Cried out for her as her hands reached out for me.

I jolted awake and started breathing heavily. The room was dark and the beeping of the monitors filled my ears. I fumbled around for the morphine button I’d felt Grace searching for before. The pain was excruciating and it was hard to breathe. My hand moved around as tears welled again in my eyes, and for a moment I thought I was alone. I thought she had done what I’d asked and left.

And I panicked.

“It’s okay. I’m right here. Settle down, Hayden. Hold on.”

Her voice. Filled with so much sleep and so much worry. I felt her breath pulsing against my ear. I pressed my head against her, feeling the warmth of her lips as she reached for the control in my hands. The beeping of the button rang out into the room, and I quickly felt sleeping taking me under again.

I turned my face towards her and our eyes connected, and for a brief moment I debated on whether or not to kiss her.

She was here. And my heart soared at that fact.

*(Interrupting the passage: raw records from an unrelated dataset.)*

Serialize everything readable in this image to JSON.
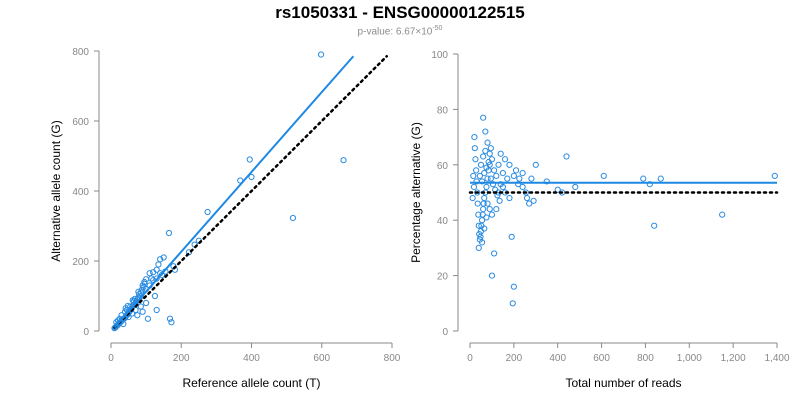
{
  "title": "rs1050331 - ENSG00000122515",
  "subtitle": {
    "prefix": "p-value: 6.67×10",
    "exponent": "-50"
  },
  "colors": {
    "points": "#2a8be0",
    "fit": "#1e88e5",
    "reference": "#000000",
    "axis": "#888888"
  },
  "chart_data": [
    {
      "type": "scatter",
      "xlabel": "Reference allele count (T)",
      "ylabel": "Alternative allele count (G)",
      "xlim": [
        0,
        800
      ],
      "ylim": [
        0,
        800
      ],
      "xticks": [
        "0",
        "200",
        "400",
        "600",
        "800"
      ],
      "yticks": [
        "0",
        "200",
        "400",
        "600",
        "800"
      ],
      "fit_line": {
        "x": [
          10,
          690
        ],
        "y": [
          10,
          785
        ]
      },
      "reference_line": {
        "x": [
          10,
          785
        ],
        "y": [
          10,
          785
        ]
      },
      "points": [
        [
          598,
          790
        ],
        [
          395,
          490
        ],
        [
          662,
          488
        ],
        [
          400,
          440
        ],
        [
          368,
          430
        ],
        [
          518,
          323
        ],
        [
          275,
          340
        ],
        [
          250,
          258
        ],
        [
          238,
          247
        ],
        [
          222,
          225
        ],
        [
          165,
          280
        ],
        [
          168,
          35
        ],
        [
          172,
          25
        ],
        [
          150,
          210
        ],
        [
          140,
          205
        ],
        [
          182,
          175
        ],
        [
          178,
          185
        ],
        [
          135,
          190
        ],
        [
          130,
          175
        ],
        [
          120,
          168
        ],
        [
          110,
          165
        ],
        [
          100,
          148
        ],
        [
          95,
          140
        ],
        [
          90,
          130
        ],
        [
          88,
          118
        ],
        [
          85,
          110
        ],
        [
          80,
          105
        ],
        [
          78,
          95
        ],
        [
          75,
          90
        ],
        [
          72,
          85
        ],
        [
          70,
          80
        ],
        [
          65,
          75
        ],
        [
          62,
          72
        ],
        [
          60,
          68
        ],
        [
          58,
          62
        ],
        [
          55,
          60
        ],
        [
          52,
          55
        ],
        [
          50,
          52
        ],
        [
          48,
          48
        ],
        [
          45,
          45
        ],
        [
          42,
          42
        ],
        [
          40,
          38
        ],
        [
          38,
          36
        ],
        [
          35,
          34
        ],
        [
          33,
          32
        ],
        [
          30,
          30
        ],
        [
          28,
          26
        ],
        [
          25,
          24
        ],
        [
          22,
          22
        ],
        [
          20,
          18
        ],
        [
          18,
          16
        ],
        [
          16,
          14
        ],
        [
          14,
          12
        ],
        [
          12,
          10
        ],
        [
          10,
          8
        ],
        [
          40,
          55
        ],
        [
          45,
          60
        ],
        [
          55,
          70
        ],
        [
          65,
          85
        ],
        [
          85,
          100
        ],
        [
          100,
          120
        ],
        [
          110,
          130
        ],
        [
          120,
          145
        ],
        [
          130,
          150
        ],
        [
          145,
          160
        ],
        [
          155,
          170
        ],
        [
          60,
          50
        ],
        [
          70,
          60
        ],
        [
          85,
          70
        ],
        [
          100,
          80
        ],
        [
          125,
          100
        ],
        [
          130,
          60
        ],
        [
          105,
          35
        ],
        [
          90,
          55
        ],
        [
          75,
          45
        ],
        [
          35,
          20
        ],
        [
          30,
          45
        ],
        [
          25,
          35
        ],
        [
          20,
          30
        ],
        [
          15,
          25
        ],
        [
          50,
          40
        ],
        [
          42,
          65
        ],
        [
          48,
          72
        ],
        [
          62,
          88
        ],
        [
          68,
          92
        ],
        [
          78,
          112
        ],
        [
          92,
          125
        ],
        [
          96,
          135
        ],
        [
          115,
          150
        ],
        [
          140,
          165
        ]
      ]
    },
    {
      "type": "scatter",
      "xlabel": "Total number of reads",
      "ylabel": "Percentage alternative (G)",
      "xlim": [
        0,
        1400
      ],
      "ylim": [
        0,
        100
      ],
      "xticks": [
        "0",
        "200",
        "400",
        "600",
        "800",
        "1,000",
        "1,200",
        "1,400"
      ],
      "yticks": [
        "0",
        "20",
        "40",
        "60",
        "80",
        "100"
      ],
      "fit_line": {
        "x": [
          0,
          1400
        ],
        "y": [
          53.5,
          53.5
        ]
      },
      "reference_line": {
        "x": [
          0,
          1400
        ],
        "y": [
          50,
          50
        ]
      },
      "points": [
        [
          1390,
          56
        ],
        [
          1150,
          42
        ],
        [
          870,
          55
        ],
        [
          840,
          38
        ],
        [
          820,
          53
        ],
        [
          790,
          55
        ],
        [
          610,
          56
        ],
        [
          480,
          52
        ],
        [
          440,
          63
        ],
        [
          420,
          50
        ],
        [
          400,
          51
        ],
        [
          350,
          54
        ],
        [
          300,
          60
        ],
        [
          290,
          47
        ],
        [
          270,
          46
        ],
        [
          255,
          50
        ],
        [
          240,
          52
        ],
        [
          225,
          55
        ],
        [
          210,
          58
        ],
        [
          200,
          16
        ],
        [
          195,
          10
        ],
        [
          190,
          34
        ],
        [
          180,
          48
        ],
        [
          170,
          55
        ],
        [
          160,
          62
        ],
        [
          150,
          57
        ],
        [
          140,
          53
        ],
        [
          130,
          50
        ],
        [
          120,
          44
        ],
        [
          110,
          28
        ],
        [
          100,
          20
        ],
        [
          95,
          66
        ],
        [
          90,
          60
        ],
        [
          85,
          58
        ],
        [
          80,
          55
        ],
        [
          75,
          52
        ],
        [
          70,
          50
        ],
        [
          65,
          48
        ],
        [
          62,
          46
        ],
        [
          60,
          44
        ],
        [
          58,
          42
        ],
        [
          55,
          40
        ],
        [
          52,
          38
        ],
        [
          50,
          36
        ],
        [
          48,
          34
        ],
        [
          45,
          33
        ],
        [
          42,
          35
        ],
        [
          40,
          38
        ],
        [
          38,
          42
        ],
        [
          35,
          46
        ],
        [
          33,
          50
        ],
        [
          30,
          54
        ],
        [
          28,
          58
        ],
        [
          25,
          62
        ],
        [
          22,
          66
        ],
        [
          20,
          70
        ],
        [
          18,
          52
        ],
        [
          15,
          56
        ],
        [
          12,
          48
        ],
        [
          60,
          77
        ],
        [
          70,
          72
        ],
        [
          80,
          68
        ],
        [
          90,
          64
        ],
        [
          100,
          62
        ],
        [
          110,
          58
        ],
        [
          120,
          56
        ],
        [
          130,
          60
        ],
        [
          140,
          64
        ],
        [
          150,
          52
        ],
        [
          160,
          50
        ],
        [
          45,
          56
        ],
        [
          55,
          54
        ],
        [
          65,
          57
        ],
        [
          75,
          59
        ],
        [
          85,
          61
        ],
        [
          95,
          55
        ],
        [
          105,
          53
        ],
        [
          115,
          51
        ],
        [
          125,
          49
        ],
        [
          135,
          47
        ],
        [
          50,
          60
        ],
        [
          60,
          63
        ],
        [
          70,
          65
        ],
        [
          80,
          46
        ],
        [
          90,
          44
        ],
        [
          100,
          42
        ],
        [
          40,
          30
        ],
        [
          55,
          32
        ],
        [
          65,
          37
        ],
        [
          75,
          41
        ],
        [
          180,
          60
        ],
        [
          200,
          56
        ],
        [
          220,
          53
        ],
        [
          240,
          57
        ],
        [
          260,
          48
        ],
        [
          280,
          55
        ]
      ]
    }
  ]
}
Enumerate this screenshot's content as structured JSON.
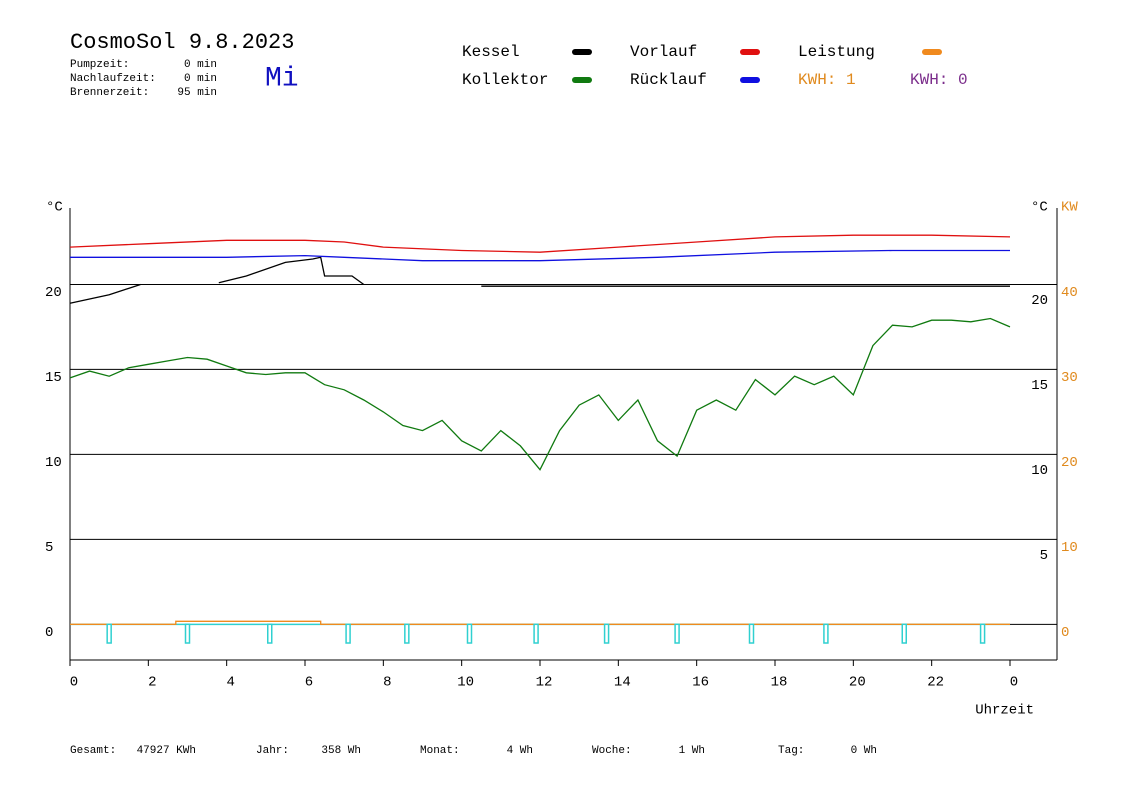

“Sleep, Hayden,” she said. “I’ll be here when you wake up.”

That was the phrase she kept chanting to me. Over and over again, every time I woke up. My recuperation in the hospital took two weeks because of complications, but I weathered every single one of them with her at my side. The onset of infection, the draining of fluid. The fear of my body rejecting the implant. All of it, weighing on my mind. And all of it fought head-on with her hand slid delicately into the palm of mine.

My sister and my mother were there frequently, but she was the one staying with me at night.

And for some reason, that gave me peace.

After three weeks of lying in a hospital bed, my physical therapy started. It was almost unfathomable that they wanted me already up on my feet at this point, and it was frustrating. If the pain wasn’t blinding, then it was my leg. Wobbly and unstable, and nothing like I thought it would be. It was like I was having to retrain myself how to walk. Like I was some idiotic toddler who was struggling with the basics of moving.